Outro dos projetos que gostava de retomar, e que se tinha esquecido de referir anteriormente, foi o “Explorers” que desenvolvia também neste espaço. Uma espécie de escola direcionada para a exploração, a ecologia, a biodiversidade e a interculturalidade, para a qual criou inclusive um programa curricular e pedagógico, com uma série de atividades que miúdos entre os 6 e os 10 anos faziam depois das aulas e para o qual muito contribuíram os 20 anos que dedicou ao escutismo. Tendo-se associado a uma empresa de turismo ativo da região, promoveu também momentos de interação entre pais e filhos, estando consciente de que essa conexão tão importante está cada vez mais difusa, e fê-lo através de atividades como rapel e canoagem. 
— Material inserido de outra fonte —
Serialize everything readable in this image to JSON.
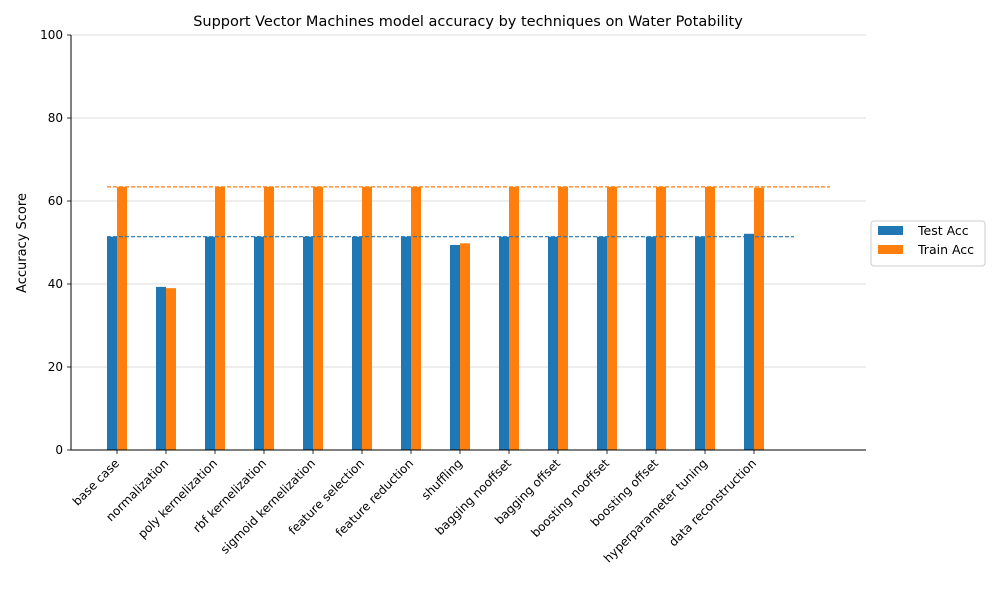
{
  "chart_data": {
    "type": "bar",
    "title": "Support Vector Machines model accuracy by techniques on Water Potability",
    "xlabel": "",
    "ylabel": "Accuracy Score",
    "ylim": [
      0,
      100
    ],
    "yticks": [
      0,
      20,
      40,
      60,
      80,
      100
    ],
    "grid": "horizontal",
    "legend_position": "right",
    "categories": [
      "base case",
      "normalization",
      "poly kernelization",
      "rbf kernelization",
      "sigmoid kernelization",
      "feature selection",
      "feature reduction",
      "shuffling",
      "bagging nooffset",
      "bagging offset",
      "boosting nooffset",
      "boosting offset",
      "hyperparameter tuning",
      "data reconstruction"
    ],
    "series": [
      {
        "name": "Test Acc",
        "color": "#1f77b4",
        "values": [
          51.4,
          39.3,
          51.4,
          51.4,
          51.4,
          51.4,
          51.4,
          49.4,
          51.4,
          51.4,
          51.4,
          51.4,
          51.4,
          52.1
        ],
        "reference_line": 51.4
      },
      {
        "name": "Train Acc",
        "color": "#ff7f0e",
        "values": [
          63.4,
          39.0,
          63.4,
          63.4,
          63.4,
          63.4,
          63.4,
          49.8,
          63.4,
          63.4,
          63.4,
          63.4,
          63.4,
          63.2
        ],
        "reference_line": 63.4
      }
    ]
  }
}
Hoje Aveiro não é apenas a cidade onde nasceu, é a casa onde quer ficar, embora a sede das viagens esteja mais alta do que nunca. Aveiro tem tudo. Além das boas acessibilidades a Lisboa e ao Porto, tem uma característica de que eu gosto muito – é plana, o que faz com que eu consiga ir a pé ou de bicicleta para todo o lado. Além disso, tem praia e tem montanha e serra bem perto. E ainda, claro, a universidade que está entre as melhores do mundo. Admite sem grandes rodeios que provavelmente nunca será alguém alinhado com o mundo do negócio, o que faz com que o projeto esteja muito dependente dos trabalhos que faz em nome individual e não das receitas dos eventos que concretize neste espaço porque a grande maioria são de entrada gratuita. No fundo é um espírito de propósito ou de missão, o que o une aos temas das viagens, da fotografia e do ambiente, e que lhe dá esse ímpeto para criar espaços e momentos em que esses temas possam ser explorados e debatidos. O que o futuro trará ao Bernardo e a este projeto do “Trilhos da Terra” é ainda uma incógnita, mas fica a certeza que numa próxima visita a Aveiro haverá certamente novidades e uma série de novos projetos a rolar juntamente com todos os que teve de deixar em stand-by.